If anyone add a new algo to other algos in your "testing" programs it becomes impossible to get the same results for other algos.
Example: in  my files balot2.zip and balot3.zip the results for my  and for qWord's algos are heavily biased, hence invalid.
Everyone can test it to see who is right/wrong. :toothy


NightWare,

"ALL algos posted recently ARE manipulations !!! from everybody, because you unroll your algos !!"

May be I don't understand you well but unrolling is a technic to improve the speed of your algo and it is invented, promoted and recommended by Intel (AMD) (see Optimization Reference Manual->Loop Unrolling). :toothy

Rockoon

The thing is that the performance isnt critical *unless* there is opportunity for the code to be in the caches.
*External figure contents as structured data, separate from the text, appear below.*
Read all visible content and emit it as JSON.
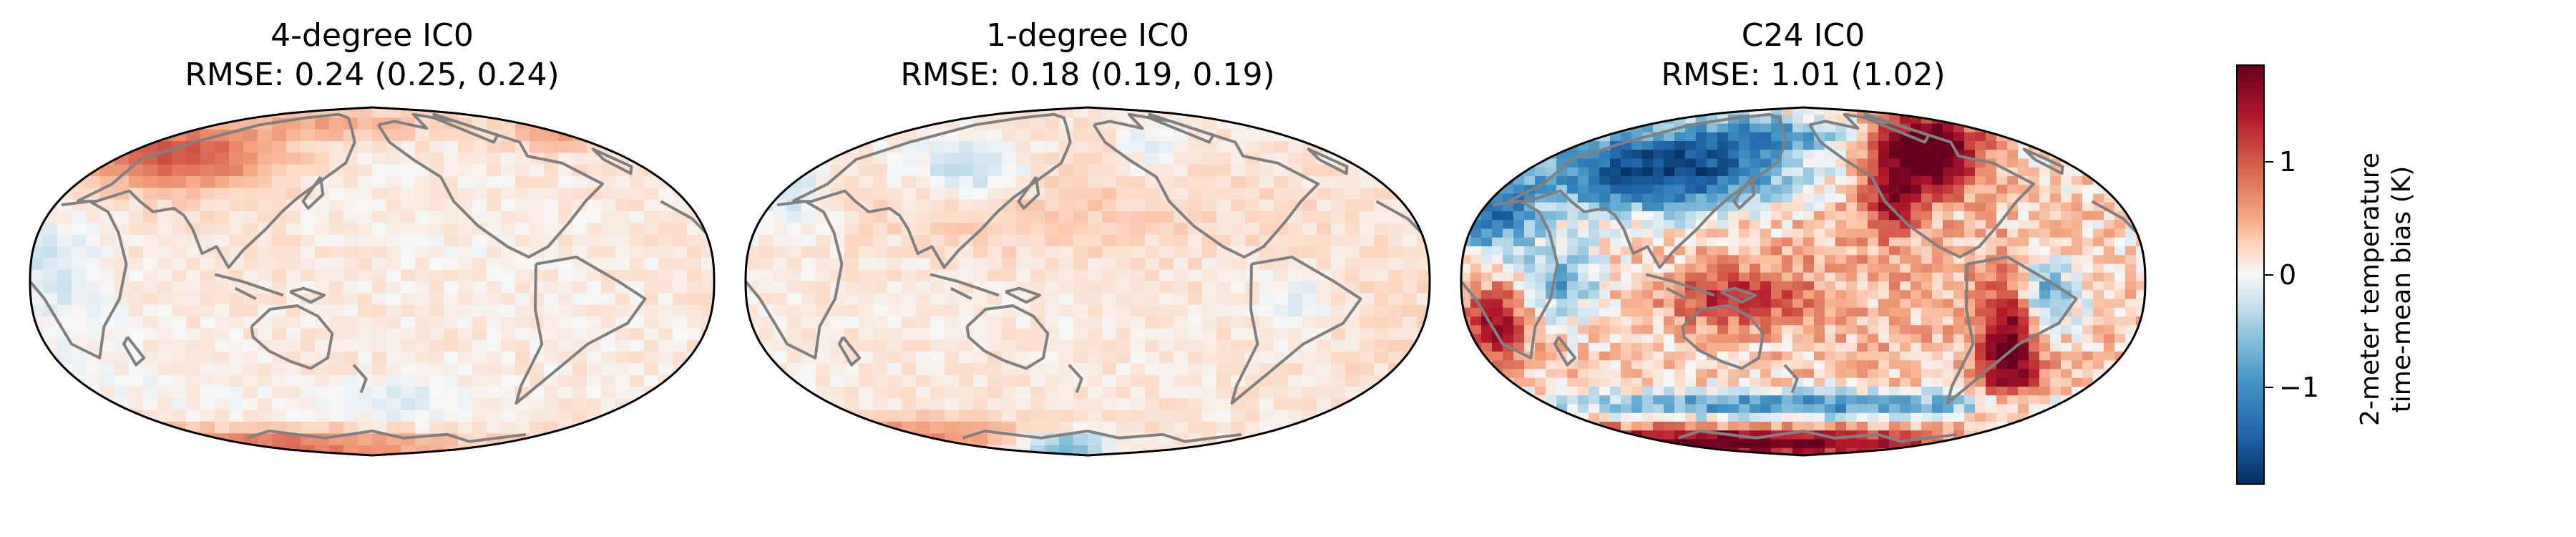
{
  "figure": {
    "panels": [
      {
        "title": "4-degree IC0",
        "subtitle": "RMSE: 0.24 (0.25, 0.24)",
        "pattern": "mild"
      },
      {
        "title": "1-degree IC0",
        "subtitle": "RMSE: 0.18 (0.19, 0.19)",
        "pattern": "weak"
      },
      {
        "title": "C24 IC0",
        "subtitle": "RMSE: 1.01 (1.02)",
        "pattern": "strong"
      }
    ],
    "colorbar": {
      "label_line1": "2-meter temperature",
      "label_line2": "time-mean bias (K)",
      "ticks": [
        {
          "value": 1,
          "text": "1"
        },
        {
          "value": 0,
          "text": "0"
        },
        {
          "value": -1,
          "text": "−1"
        }
      ],
      "range": [
        -1.85,
        1.85
      ],
      "cmap": "RdBu_r"
    },
    "colors": {
      "coast": "#808080",
      "outline": "#000000"
    }
  }
}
The opposite end of the spectrum isnt 'small+fast', its simply 'smallest'

When C++ compilers can be coerced to emit rcl and rcr, I *might* consider using one.

lingo

"The thing is that the performance isnt critical *unless* there is opportunity for the code to be in the caches. "

We don't talk about this.. We talk which testing program to use, Hutch's or MichelW-JJ's! :toothy

dedndave

i have been wondering if a GUI application shouldn't be employed for some of these tests
maybe we need to stick MichaelW's timing algo into a GUI
just a thought   :P